Wednesday, May 28, 2008

 

Celebrity Fantasy Harem The Third

Ha! I'm back, bitches! I seem to get a ton of hits on the other CFH entries, from people looking for "fantasy harem" and occasionally "celebrity harem," so why not make my comeback (don't call it a comeback!) with a new crop of potentially embarrassing celebrity menz? Where did I leave off? Oh yeah...

11. Brendon Small
"Home Movies" and Metalocalypse? Yes, please.

12. David Cook
You know, I really did a 180 on this guy over the course of the Idol season. At the beginning I thought he was a poseur, and I called him a douchebag on Twitter (I'd link to that post, but Twitter's recovering from another crash and disabled a ton of features.) Then he got a haircut and looked better. Then I started liking his singing. By the end of the season, he was downright nooshable. That means exactly what you think it means. Special note: Mr. Cook is the first CFH inductee who is younger than I am. Congratulations, I guess.

13. Bob Behnken
Okay, I actually feel kinda bad about this one. Because, seriously, an astronaut? You know, you work all hard and get a PhD. and have a career in the Air Force and go work at NASA and go to space, and how does the Internet reward you? With an appearance in some crazy woman's Man Harem. I'm sorry.



I'd still hit it, though.

14 Jim Vandermeer
Go to about 1:15 of that video. You know I love me some hockey players. And I love me some hockey fights, too. Also younger, but only by a few months, so that doesn't really count.
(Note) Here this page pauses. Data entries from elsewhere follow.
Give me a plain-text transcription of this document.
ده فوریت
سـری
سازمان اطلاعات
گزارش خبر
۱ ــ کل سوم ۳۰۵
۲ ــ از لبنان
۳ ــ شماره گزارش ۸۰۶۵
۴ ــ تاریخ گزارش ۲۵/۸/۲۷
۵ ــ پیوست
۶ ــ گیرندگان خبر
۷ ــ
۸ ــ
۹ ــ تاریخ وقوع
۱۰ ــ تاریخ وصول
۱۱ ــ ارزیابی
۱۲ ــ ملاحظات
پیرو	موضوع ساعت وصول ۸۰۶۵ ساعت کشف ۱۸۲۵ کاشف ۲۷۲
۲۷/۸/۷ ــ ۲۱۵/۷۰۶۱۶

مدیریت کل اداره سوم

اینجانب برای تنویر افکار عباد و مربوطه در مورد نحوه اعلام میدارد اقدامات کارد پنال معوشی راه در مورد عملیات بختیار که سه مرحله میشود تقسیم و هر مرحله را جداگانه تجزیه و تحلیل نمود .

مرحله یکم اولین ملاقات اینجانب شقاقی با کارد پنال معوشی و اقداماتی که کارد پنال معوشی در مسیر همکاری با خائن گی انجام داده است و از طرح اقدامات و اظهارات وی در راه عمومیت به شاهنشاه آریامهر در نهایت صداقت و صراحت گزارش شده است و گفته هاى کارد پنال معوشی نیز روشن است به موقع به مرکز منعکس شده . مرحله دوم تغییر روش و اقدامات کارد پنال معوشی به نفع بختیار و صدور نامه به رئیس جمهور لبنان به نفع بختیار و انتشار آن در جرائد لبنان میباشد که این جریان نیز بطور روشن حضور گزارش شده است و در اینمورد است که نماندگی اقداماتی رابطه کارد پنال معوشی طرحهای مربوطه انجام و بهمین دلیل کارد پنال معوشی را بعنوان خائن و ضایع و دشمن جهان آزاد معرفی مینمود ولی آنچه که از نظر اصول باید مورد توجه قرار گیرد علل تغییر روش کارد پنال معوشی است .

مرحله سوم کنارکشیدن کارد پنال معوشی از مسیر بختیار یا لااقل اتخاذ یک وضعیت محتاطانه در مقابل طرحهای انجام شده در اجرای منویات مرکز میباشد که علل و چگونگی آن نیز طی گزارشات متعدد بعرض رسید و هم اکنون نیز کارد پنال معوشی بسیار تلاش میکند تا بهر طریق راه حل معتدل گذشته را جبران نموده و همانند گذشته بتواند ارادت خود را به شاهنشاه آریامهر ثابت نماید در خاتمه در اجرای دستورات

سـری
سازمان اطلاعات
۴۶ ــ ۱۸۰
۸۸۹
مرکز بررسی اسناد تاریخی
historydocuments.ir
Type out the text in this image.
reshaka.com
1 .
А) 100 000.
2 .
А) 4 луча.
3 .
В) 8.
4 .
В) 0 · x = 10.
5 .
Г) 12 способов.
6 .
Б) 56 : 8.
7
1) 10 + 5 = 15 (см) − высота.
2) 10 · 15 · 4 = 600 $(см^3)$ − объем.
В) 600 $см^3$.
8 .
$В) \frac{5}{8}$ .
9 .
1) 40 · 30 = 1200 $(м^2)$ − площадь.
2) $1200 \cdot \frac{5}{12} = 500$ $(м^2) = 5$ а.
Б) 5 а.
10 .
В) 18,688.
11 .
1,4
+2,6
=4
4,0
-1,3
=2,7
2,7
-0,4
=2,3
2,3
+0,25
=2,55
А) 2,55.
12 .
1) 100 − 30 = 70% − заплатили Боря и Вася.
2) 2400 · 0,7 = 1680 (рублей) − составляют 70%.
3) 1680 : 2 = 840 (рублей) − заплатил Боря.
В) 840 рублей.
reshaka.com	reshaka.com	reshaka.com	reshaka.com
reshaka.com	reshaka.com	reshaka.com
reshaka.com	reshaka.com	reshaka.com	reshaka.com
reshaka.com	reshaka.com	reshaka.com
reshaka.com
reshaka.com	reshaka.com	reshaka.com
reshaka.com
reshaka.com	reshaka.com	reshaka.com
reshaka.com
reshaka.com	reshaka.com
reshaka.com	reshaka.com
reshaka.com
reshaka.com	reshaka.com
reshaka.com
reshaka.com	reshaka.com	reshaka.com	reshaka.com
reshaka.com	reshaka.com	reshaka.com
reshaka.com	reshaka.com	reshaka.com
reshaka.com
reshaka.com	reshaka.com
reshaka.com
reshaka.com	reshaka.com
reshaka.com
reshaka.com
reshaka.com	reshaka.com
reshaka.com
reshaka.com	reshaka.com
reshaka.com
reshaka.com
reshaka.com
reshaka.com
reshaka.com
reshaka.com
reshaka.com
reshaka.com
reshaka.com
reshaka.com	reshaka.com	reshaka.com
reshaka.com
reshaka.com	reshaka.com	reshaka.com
15. Martin Sargent, circa 2002
Remember, alternate universe rules apply. I can pick anyone from any point on the space-time continuum, from any conceivable reality where they're not involved with someone else or a drug addict or stupid any other thing I don't like. So Martin Sargent enters the Harem from the time when he did a good job guest hosting The Screensavers and Call For Help and didn't act dumb or have the haircut he's sporting these days.